Starting this winter, warming centres will now open when the temperature drops to -5 C or colder, or when Environment Canada issues freezing rain, snow squall, winter storm and/or snowfall and blizzard warnings.

Under the previous system, warming centres were only opened when an extreme cold weather alert was declared by the city’s medical officer of health.

However, the city says implementing these actions is subject to available space, staffing and budget.

Council is asking for an additional $5 million from the federal and provincial governments to continue providing winter services beyond the end of this year. Without the money, the city says it will not be able to open and operate warming centres as of Jan. 1, 2024.

Toronto has repeatedly asked the other levels of government for help covering a nearly $1 billion shortfall in the city’s 2023 fiscal plan, in part tied to increases in pandemic-related shelter costs, but no bailout was included in the recent provincial or federal budgets.

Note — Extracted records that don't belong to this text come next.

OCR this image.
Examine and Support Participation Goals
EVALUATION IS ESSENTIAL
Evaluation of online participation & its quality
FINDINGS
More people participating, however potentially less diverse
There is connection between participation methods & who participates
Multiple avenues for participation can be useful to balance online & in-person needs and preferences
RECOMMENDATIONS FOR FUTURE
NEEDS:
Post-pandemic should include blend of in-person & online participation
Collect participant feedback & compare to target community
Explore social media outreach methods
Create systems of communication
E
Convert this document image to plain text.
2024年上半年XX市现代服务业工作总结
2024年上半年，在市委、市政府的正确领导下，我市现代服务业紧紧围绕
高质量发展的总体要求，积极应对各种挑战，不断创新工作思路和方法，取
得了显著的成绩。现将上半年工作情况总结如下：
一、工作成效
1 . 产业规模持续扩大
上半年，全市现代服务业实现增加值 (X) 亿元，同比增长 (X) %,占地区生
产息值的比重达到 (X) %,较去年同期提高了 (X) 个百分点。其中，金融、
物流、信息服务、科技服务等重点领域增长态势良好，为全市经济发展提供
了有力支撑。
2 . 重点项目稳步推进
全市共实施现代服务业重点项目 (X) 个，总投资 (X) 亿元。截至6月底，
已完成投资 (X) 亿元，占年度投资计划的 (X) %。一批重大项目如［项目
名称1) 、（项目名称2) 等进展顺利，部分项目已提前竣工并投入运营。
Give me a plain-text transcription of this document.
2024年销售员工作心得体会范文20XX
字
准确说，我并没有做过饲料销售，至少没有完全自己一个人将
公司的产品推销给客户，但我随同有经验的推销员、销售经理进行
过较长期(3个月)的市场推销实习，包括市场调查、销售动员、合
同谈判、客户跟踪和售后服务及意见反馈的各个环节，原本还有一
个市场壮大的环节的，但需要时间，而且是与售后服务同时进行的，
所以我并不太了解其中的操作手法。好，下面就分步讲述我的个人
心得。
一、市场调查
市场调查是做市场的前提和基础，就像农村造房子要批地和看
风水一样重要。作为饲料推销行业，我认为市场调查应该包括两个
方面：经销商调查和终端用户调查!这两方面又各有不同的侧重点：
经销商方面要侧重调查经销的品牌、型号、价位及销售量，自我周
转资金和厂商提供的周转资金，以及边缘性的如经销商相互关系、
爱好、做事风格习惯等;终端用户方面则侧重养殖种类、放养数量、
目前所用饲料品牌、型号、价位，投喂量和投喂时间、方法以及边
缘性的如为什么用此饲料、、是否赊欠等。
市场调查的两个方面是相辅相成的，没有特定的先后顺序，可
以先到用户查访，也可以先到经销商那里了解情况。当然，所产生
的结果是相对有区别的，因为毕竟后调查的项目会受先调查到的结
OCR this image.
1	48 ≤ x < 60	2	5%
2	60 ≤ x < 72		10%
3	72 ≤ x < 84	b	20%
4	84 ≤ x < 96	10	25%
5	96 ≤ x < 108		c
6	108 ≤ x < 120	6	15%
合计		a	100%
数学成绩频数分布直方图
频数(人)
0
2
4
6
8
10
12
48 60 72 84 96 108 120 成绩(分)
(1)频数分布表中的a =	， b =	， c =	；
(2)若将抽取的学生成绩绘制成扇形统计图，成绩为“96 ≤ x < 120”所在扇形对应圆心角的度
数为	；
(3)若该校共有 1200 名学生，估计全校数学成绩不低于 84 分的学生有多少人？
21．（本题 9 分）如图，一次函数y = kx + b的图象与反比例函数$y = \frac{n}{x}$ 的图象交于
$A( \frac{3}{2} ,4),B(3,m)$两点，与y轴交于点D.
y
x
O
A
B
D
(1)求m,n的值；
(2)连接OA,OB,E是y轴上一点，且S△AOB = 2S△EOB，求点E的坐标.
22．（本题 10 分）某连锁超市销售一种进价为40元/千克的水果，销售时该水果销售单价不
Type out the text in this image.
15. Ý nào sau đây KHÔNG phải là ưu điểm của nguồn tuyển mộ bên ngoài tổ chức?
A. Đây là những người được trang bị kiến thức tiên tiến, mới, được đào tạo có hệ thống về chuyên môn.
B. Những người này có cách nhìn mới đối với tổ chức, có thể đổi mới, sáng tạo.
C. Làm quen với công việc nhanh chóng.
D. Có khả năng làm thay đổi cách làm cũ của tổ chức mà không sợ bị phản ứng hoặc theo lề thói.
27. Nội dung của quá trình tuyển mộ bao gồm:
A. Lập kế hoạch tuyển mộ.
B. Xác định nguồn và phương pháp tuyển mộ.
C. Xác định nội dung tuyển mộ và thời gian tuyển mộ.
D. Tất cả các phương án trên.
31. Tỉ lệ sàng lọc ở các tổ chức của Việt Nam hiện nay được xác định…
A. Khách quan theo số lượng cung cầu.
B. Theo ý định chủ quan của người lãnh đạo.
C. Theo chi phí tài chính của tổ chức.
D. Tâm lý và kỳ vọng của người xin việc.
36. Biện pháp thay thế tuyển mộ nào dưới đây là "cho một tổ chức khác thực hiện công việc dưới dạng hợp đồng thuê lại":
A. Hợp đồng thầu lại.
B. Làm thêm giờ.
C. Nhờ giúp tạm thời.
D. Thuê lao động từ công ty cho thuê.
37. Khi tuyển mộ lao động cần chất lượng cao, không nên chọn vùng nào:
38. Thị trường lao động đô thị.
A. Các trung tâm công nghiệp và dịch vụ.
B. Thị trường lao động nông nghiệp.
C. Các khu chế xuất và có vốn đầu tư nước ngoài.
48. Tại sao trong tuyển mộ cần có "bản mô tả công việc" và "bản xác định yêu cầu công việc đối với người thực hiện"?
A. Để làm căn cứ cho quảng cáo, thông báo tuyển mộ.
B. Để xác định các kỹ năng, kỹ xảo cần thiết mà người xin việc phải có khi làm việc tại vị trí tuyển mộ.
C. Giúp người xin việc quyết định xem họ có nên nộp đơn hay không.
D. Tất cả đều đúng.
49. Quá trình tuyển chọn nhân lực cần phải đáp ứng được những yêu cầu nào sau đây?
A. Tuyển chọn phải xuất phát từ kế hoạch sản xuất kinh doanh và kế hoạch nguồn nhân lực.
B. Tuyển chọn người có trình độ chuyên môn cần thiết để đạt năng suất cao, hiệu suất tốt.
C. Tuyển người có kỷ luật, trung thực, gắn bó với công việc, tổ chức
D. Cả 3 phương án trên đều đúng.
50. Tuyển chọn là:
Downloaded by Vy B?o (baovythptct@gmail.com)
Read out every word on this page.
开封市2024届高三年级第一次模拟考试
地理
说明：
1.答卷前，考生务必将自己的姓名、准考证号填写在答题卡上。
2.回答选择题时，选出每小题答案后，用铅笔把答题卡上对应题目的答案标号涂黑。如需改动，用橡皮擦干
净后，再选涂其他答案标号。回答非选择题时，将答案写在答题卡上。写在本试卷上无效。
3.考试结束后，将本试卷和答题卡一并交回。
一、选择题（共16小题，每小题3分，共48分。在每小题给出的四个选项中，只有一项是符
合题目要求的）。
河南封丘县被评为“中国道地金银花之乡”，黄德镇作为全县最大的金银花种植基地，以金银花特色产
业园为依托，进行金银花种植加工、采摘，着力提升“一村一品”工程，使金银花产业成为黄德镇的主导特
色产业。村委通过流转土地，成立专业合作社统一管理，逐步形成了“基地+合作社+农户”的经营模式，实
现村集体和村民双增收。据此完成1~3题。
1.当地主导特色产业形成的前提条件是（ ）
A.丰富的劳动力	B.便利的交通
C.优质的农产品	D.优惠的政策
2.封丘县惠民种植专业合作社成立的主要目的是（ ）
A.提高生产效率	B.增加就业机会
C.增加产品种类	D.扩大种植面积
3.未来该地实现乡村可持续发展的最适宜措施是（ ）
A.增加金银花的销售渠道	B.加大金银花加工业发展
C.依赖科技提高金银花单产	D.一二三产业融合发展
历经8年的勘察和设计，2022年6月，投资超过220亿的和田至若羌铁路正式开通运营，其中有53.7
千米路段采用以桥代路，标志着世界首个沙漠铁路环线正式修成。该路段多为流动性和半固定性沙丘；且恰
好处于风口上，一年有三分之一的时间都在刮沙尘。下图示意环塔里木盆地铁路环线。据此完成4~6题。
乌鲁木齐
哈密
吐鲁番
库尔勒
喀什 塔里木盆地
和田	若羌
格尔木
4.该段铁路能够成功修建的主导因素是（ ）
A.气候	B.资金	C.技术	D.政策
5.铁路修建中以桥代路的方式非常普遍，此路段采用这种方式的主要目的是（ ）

The city says despite adding capacity, demand within the shelter system continues to grow. In 2016, the system made available approximately 4,000 spaces. Currently, the city is able to provide overnight emergency accommodation to approximately 9,000 people experiencing homelessness.

City council also voted to urge the provincial and federal governments to add $20 million to the Canada-Ontario Housing Benefit. The rent supplement pays the difference between 30 per cent of the recipient’s household income and the average market rent in the area.

A city staff report had estimated an extra $20 million could help transition upwards of 1,600 people from the shelter system into rental market housing.